5.2. Correlation Analysis

Correlation analysis functionality of GTSDA helps to understand if there is statistical dependency in the data. The tool computes correlation scores between inputs and outputs. Also it uses statistical tests to decide if correlations are significant. The analysis is performed on base of data sample (also known as training data (or just sample)).

5.2.1. Introduction

This functionality of GTSDA allows to check if dependency between inputs \(x\) and outputs \(y\) exists. More specifically it computes correlation score and corresponding p-value (see Testing for significance) for each pair of input feature and output. If user set \(y\) to \(None\), the result will return cross-correlation of \(x\).

  • correlation score is the number in range between \(-1\) and \(1\), where \(0\) value means that output does not depend on considered input feature, and \(\pm 1\) value means that output is a deterministic function of considered input. Also ‘\(+\)’ sign of correlation says that output value tends to increase if input value increases, while ‘\(-\)’ sign tells the opposite. Note, correlations that detect general form of dependency doesn’t not return sign.
  • p-value is the probability that obtained correlation score appeared on given sample while output does not depend on considered input in reality, i.e. the true value is 0 and observed value appeared by luck. So the smaller p-value is the more likely that correlation do exist. Usually p-value \(0.05\) (i.e. \(5\%\) probability) is considered to be small enough to be sure that correlation is significant.

Example of usage:

analyzer = gtsda.Analyzer()
checkResult = analyzer.check(x=x, y=y, options={})

Input parameters are:

  • training sample
  • (optional) control variables for partial correlation (if not defined all inputs except considered one are taken as control variables for the input)
  • GTSDA options (optional)

The output parameters are:

  • correlation scores
  • corresponding p-values
  • decisions about statistical significance of scores

The GTSDA options are described in detail in section Option Reference.

5.2.2. Testing for significance

When computing correlations to make a decision whether dependency between considered variables exists at all, it is always important to check whether obtained correlation is significant.

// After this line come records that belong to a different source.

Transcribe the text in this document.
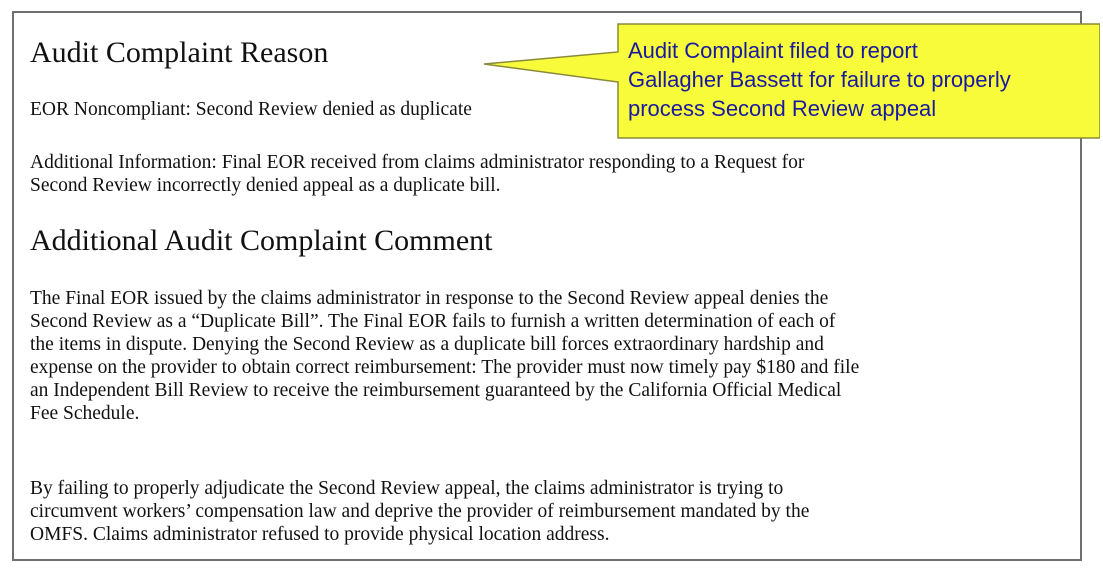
Audit Complaint Reason

EOR Noncompliant: Second Review denied as duplicate

Additional Information: Final EOR received from claims administrator responding to a Request for
Second Review incorrectly denied appeal as a duplicate bill.

Additional Audit Complaint Comment

The Final EOR issued by the claims administrator in response to the Second Review appeal denies the
Second Review as a “Duplicate Bill”. The Final EOR fails to furnish a written determination of each of
the items in dispute. Denying the Second Review as a duplicate bill forces extraordinary hardship and
expense on the provider to obtain correct reimbursement: The provider must now timely pay $180 and file
an Independent Bill Review to receive the reimbursement guaranteed by the California Official Medical
Fee Schedule.

By failing to properly adjudicate the Second Review appeal, the claims administrator is trying to
circumvent workers’ compensation law and deprive the provider of reimbursement mandated by the
OMFS. Claims administrator refused to provide physical location address.

Audit Complaint filed to report
Gallagher Bassett for failure to properly
process Second Review appeal
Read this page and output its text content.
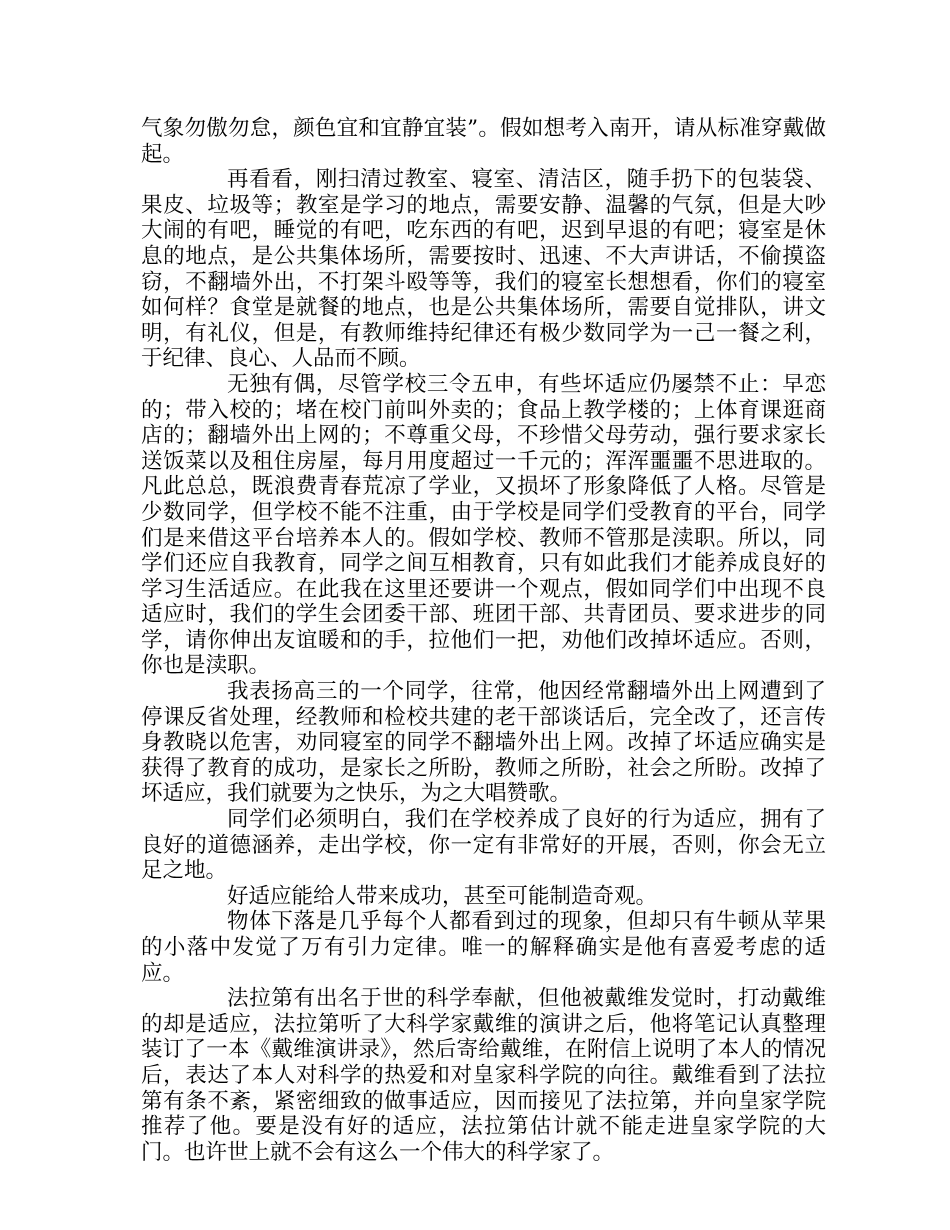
气象勿傲勿怠，颜色宜和宜静宜装”。假如想考入南开，请从标准穿戴做起。

再看看，刚扫清过教室、寝室、清洁区，随手扔下的包装袋、果皮、垃圾等；教室是学习的地点，需要安静、温馨的气氛，但是大吵大闹的有吧，睡觉的有吧，吃东西的有吧，迟到早退的有吧；寝室是休息的地点，是公共集体场所，需要按时、迅速、不大声讲话，不偷摸盗窃，不翻墙外出，不打架斗殴等等，我们的寝室长想想看，你们的寝室如何样？食堂是就餐的地点，也是公共集体场所，需要自觉排队，讲文明，有礼仪，但是，有教师维持纪律还有极少数同学为一己一餐之利，于纪律、良心、人品而不顾。

无独有偶，尽管学校三令五申，有些坏适应仍屡禁不止：早恋的；带入校的；堵在校门前叫外卖的；食品上教学楼的；上体育课逛商店的；翻墙外出上网的；不尊重父母，不珍惜父母劳动，强行要求家长送饭菜以及租住房屋，每月用度超过一千元的；浑浑噩噩不思进取的。凡此总总，既浪费青春荒凉了学业，又损坏了形象降低了人格。尽管是少数同学，但学校不能不注重，由于学校是同学们受教育的平台，同学们是来借这平台培养本人的。假如学校、教师不管那是渎职。所以，同学们还应自我教育，同学之间互相教育，只有如此我们才能养成良好的学习生活适应。在此我在这里还要讲一个观点，假如同学们中出现不良适应时，我们的学生会团委干部、班团干部、共青团员、要求进步的同学，请你伸出友谊暖和的手，拉他们一把，劝他们改掉坏适应。否则，你也是渎职。

我表扬高三的一个同学，往常，他因经常翻墙外出上网遭到了停课反省处理，经教师和检校共建的老干部谈话后，完全改了，还言传身教晓以危害，劝同寝室的同学不翻墙外出上网。改掉了坏适应确实是获得了教育的成功，是家长之所盼，教师之所盼，社会之所盼。改掉了坏适应，我们就要为之快乐，为之大唱赞歌。

同学们必须明白，我们在学校养成了良好的行为适应，拥有了良好的道德涵养，走出学校，你一定有非常好的开展，否则，你会无立足之地。

好适应能给人带来成功，甚至可能制造奇观。

物体下落是几乎每个人都看到过的现象，但却只有牛顿从苹果的小落中发觉了万有引力定律。唯一的解释确实是他有喜爱考虑的适应。

法拉第有出名于世的科学奉献，但他被戴维发觉时，打动戴维的却是适应，法拉第听了大科学家戴维的演讲之后，他将笔记认真整理装订了一本《戴维演讲录》，然后寄给戴维，在附信上说明了本人的情况后，表达了本人对科学的热爱和对皇家科学院的向往。戴维看到了法拉第有条不紊，紧密细致的做事适应，因而接见了法拉第，并向皇家学院推荐了他。要是没有好的适应，法拉第估计就不能走进皇家学院的大门。也许世上就不会有这么一个伟大的科学家了。
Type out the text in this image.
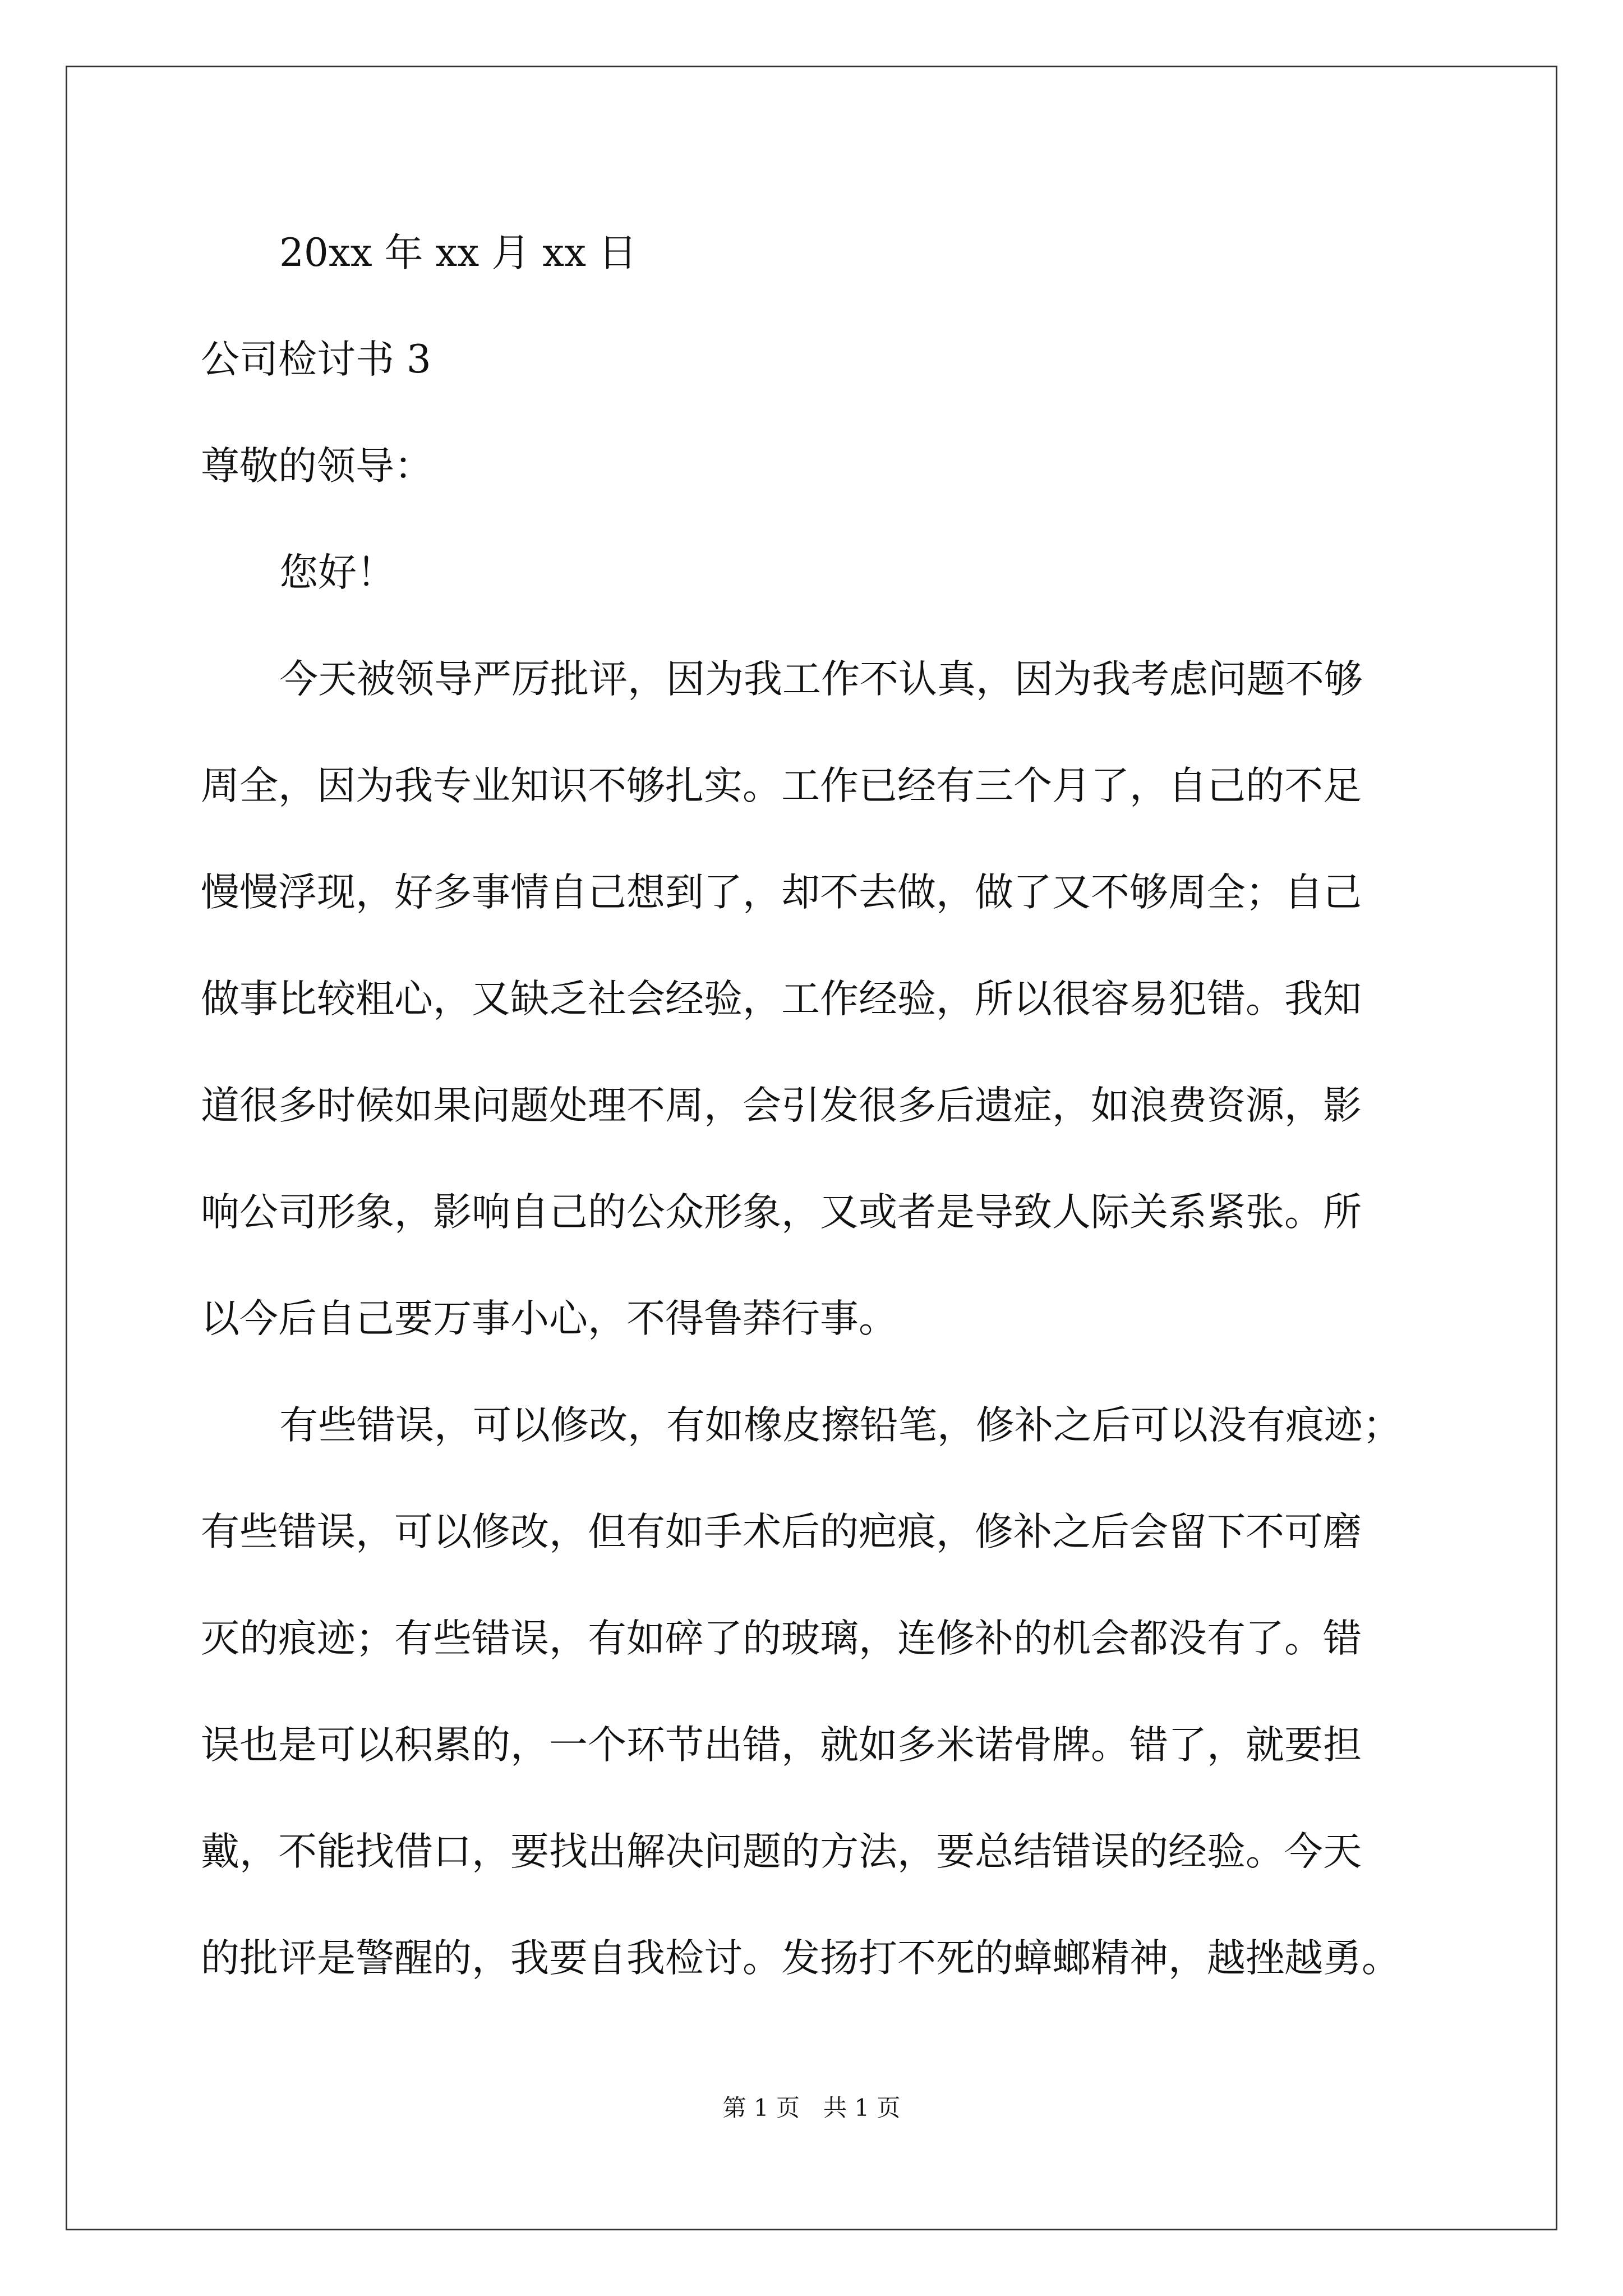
20xx 年 xx 月 xx 日
公司检讨书 3
尊敬的领导：
您好！
今天被领导严厉批评，因为我工作不认真，因为我考虑问题不够
周全，因为我专业知识不够扎实。工作已经有三个月了，自己的不足
慢慢浮现，好多事情自己想到了，却不去做，做了又不够周全；自己
做事比较粗心，又缺乏社会经验，工作经验，所以很容易犯错。我知
道很多时候如果问题处理不周，会引发很多后遗症，如浪费资源，影
响公司形象，影响自己的公众形象，又或者是导致人际关系紧张。所
以今后自己要万事小心，不得鲁莽行事。
有些错误，可以修改，有如橡皮擦铅笔，修补之后可以没有痕迹；
有些错误，可以修改，但有如手术后的疤痕，修补之后会留下不可磨
灭的痕迹；有些错误，有如碎了的玻璃，连修补的机会都没有了。错
误也是可以积累的，一个环节出错，就如多米诺骨牌。错了，就要担
戴，不能找借口，要找出解决问题的方法，要总结错误的经验。今天
的批评是警醒的，我要自我检讨。发扬打不死的蟑螂精神，越挫越勇。
第 1 页　共 1 页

Imagine that no real dependency exists (which is called null hypothesis), but due to random sampling error one very unlikely to obtain on finite sample correlation value that is 0 exactly.

So when looking at correlation coefficients user has to distinguish between the cases when null hypothesis is false and when it is true and observed correlation value is different from 0 just due to random sampling error.

As a common way of action here GTSDA computes p-value for each correlation.

  • p-value estimates a probability that one may get observed correlation value on given data if null hypothesis is true.

Common practice is to consider dependency significant if computed p-value is smaller that 0.05 (i.e. there is only \(5\%\) chance for observed correlation value under the null hypothesis). However, for each application one can use different threshold to make decisions.

5.2.3. Methods

At the moment tool can compute following types of correlation scores:

Partial correlation scores measure the degree of association between two random variables, with the effect of a set of controlling variables removed.

To select which correlation score to compute one should choose an option GTSDA/Checker/Technique

By default Pearson Correlation is used.

5.2.3.1. Pearson Correlation

Pearson correlation is a popular method of estimating a linear dependency.

Pearson correlation between output \(y\) and feature \(x\) is equal to 1 if and only if \(y = a x\) with \(a > 0\) and i equal to -1 if and only if \(y = a x\) with \(a < 0\) correspondingly.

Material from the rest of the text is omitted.